In an ideal world, they would, as you say, be able to “do both” — take over the party and build a strong movement within society. But these projects might clash at some point, and may well have different time scales, tactics, and emphases. So far they seem to have largely held together, but do you see these tendencies coming more into conflict if, for example, there is an early election called? And what do you see happening to Corbynism as a movement if Corbyn loses an election?

AN

The issue you raise is a real one, and is a historic problem. The social movement aspect of Corbynism is probably its most exciting and dynamic part, but at the same time this kind of struggle was finding it hard to make lasting gains after 2008, in Britain and elsewhere. Occupy is probably the best example of this. In flooding in to support Corybn, people involved in these movements are searching for an electoral path to continue the work that they’d been doing in a different arena. In that endeavor, they’ve found themselves allied with the traditional labor movement, as I’ve said.

So far it’s worked, especially when there have been clear goals such as getting Corbyn elected and re-elected. Whether it will continue to work is another question — I do think it’s quite an unstable alliance.

If Corbyn is removed, or if he loses an election and the internal battles within the Labour Party haven’t been won, then these instabilities will, I think, be quite starkly revealed, although I couldn’t predict where things would go.
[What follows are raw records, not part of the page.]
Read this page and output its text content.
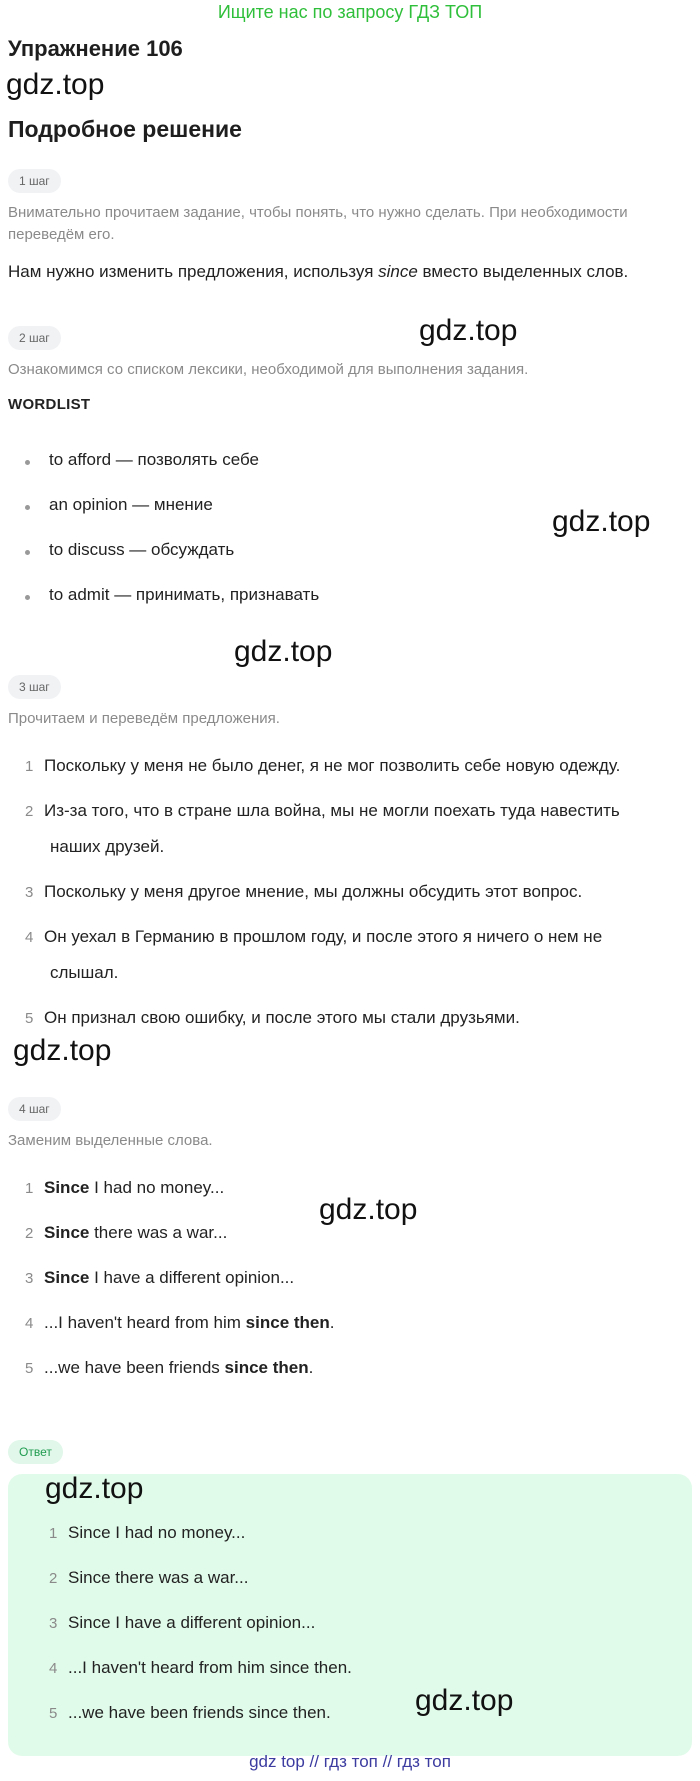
Ищите нас по запросу ГДЗ ТОП
Упражнение 106
gdz.top
Подробное решение
1 шаг
Внимательно прочитаем задание, чтобы понять, что нужно сделать. При необходимости переведём его.
Нам нужно изменить предложения, используя since вместо выделенных слов.
2 шаг	gdz.top
Ознакомимся со списком лексики, необходимой для выполнения задания.
WORDLIST
to afford — позволять себе
an opinion — мнение
to discuss — обсуждать
to admit — принимать, признавать
gdz.top
gdz.top
3 шаг
Прочитаем и переведём предложения.
1 Поскольку у меня не было денег, я не мог позволить себе новую одежду.
2 Из-за того, что в стране шла война, мы не могли поехать туда навестить
наших друзей.
3 Поскольку у меня другое мнение, мы должны обсудить этот вопрос.
4 Он уехал в Германию в прошлом году, и после этого я ничего о нем не
слышал.
5 Он признал свою ошибку, и после этого мы стали друзьями.
gdz.top
4 шаг
Заменим выделенные слова.
1 Since I had no money...
2 Since there was a war...
3 Since I have a different opinion...
4 ...I haven't heard from him since then.
5 ...we have been friends since then.
gdz.top
Ответ
gdz.top
1 Since I had no money...
2 Since there was a war...
3 Since I have a different opinion...
4 ...I haven't heard from him since then.
5 ...we have been friends since then.	gdz.top
gdz top // гдз топ // гдз топ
Given that, I think it’s probably better for Corbyn if the election is not called early, but is held in 2020. They need time to build.

However, we can’t let this possibility of the whole thing falling apart paralyze us. The Left is weak, true — but maybe not as weak as we sometimes imagine ourselves to be. We always seem to be on the defensive. Now more than ever, we need to have the confidence to present a dynamic alternative, both in terms of policy and a popular message.

There are obviously ideological and institutional obstacles to that, but building this confidence and dynamism between now and the next election is key.

Part of this also involves participating in struggles not directly connected to the Labour Party or electoral politics, and that’s one of the great benefits of having Corbyn as leader. He’s campaigned with social movements for decades, and he’s never demanded to see people’s membership cards before building common causes. It’s important that these struggles continue, as arguments around foreign policy, health care, austerity and so on have to be won in society, rather than the purely legislative solutions being sought in Parliament.

After Brexit and Trump, you can no longer say that Corbyn was just a strange phenomenon within the Labour Party that doesn’t require some sort of wider explanation. Politics is changing and extraordinary things are happening all over the world. Corbyn is one manifestation of this; Trump is another.

Although the right-wing solutions are more prominent and dominant at present, the Left has to offer a relevant analysis and solid answers. This doesn’t mean that there won’t be tensions within and between the various sections drawn to Corbyn. But there are countless issues around which different groups could mobilize, both inside and outside of Labour and Momentum. Building those links through practical struggle and active campaigning is not easy, but that is how progress has always been made in the past, and will continue to be made in the future.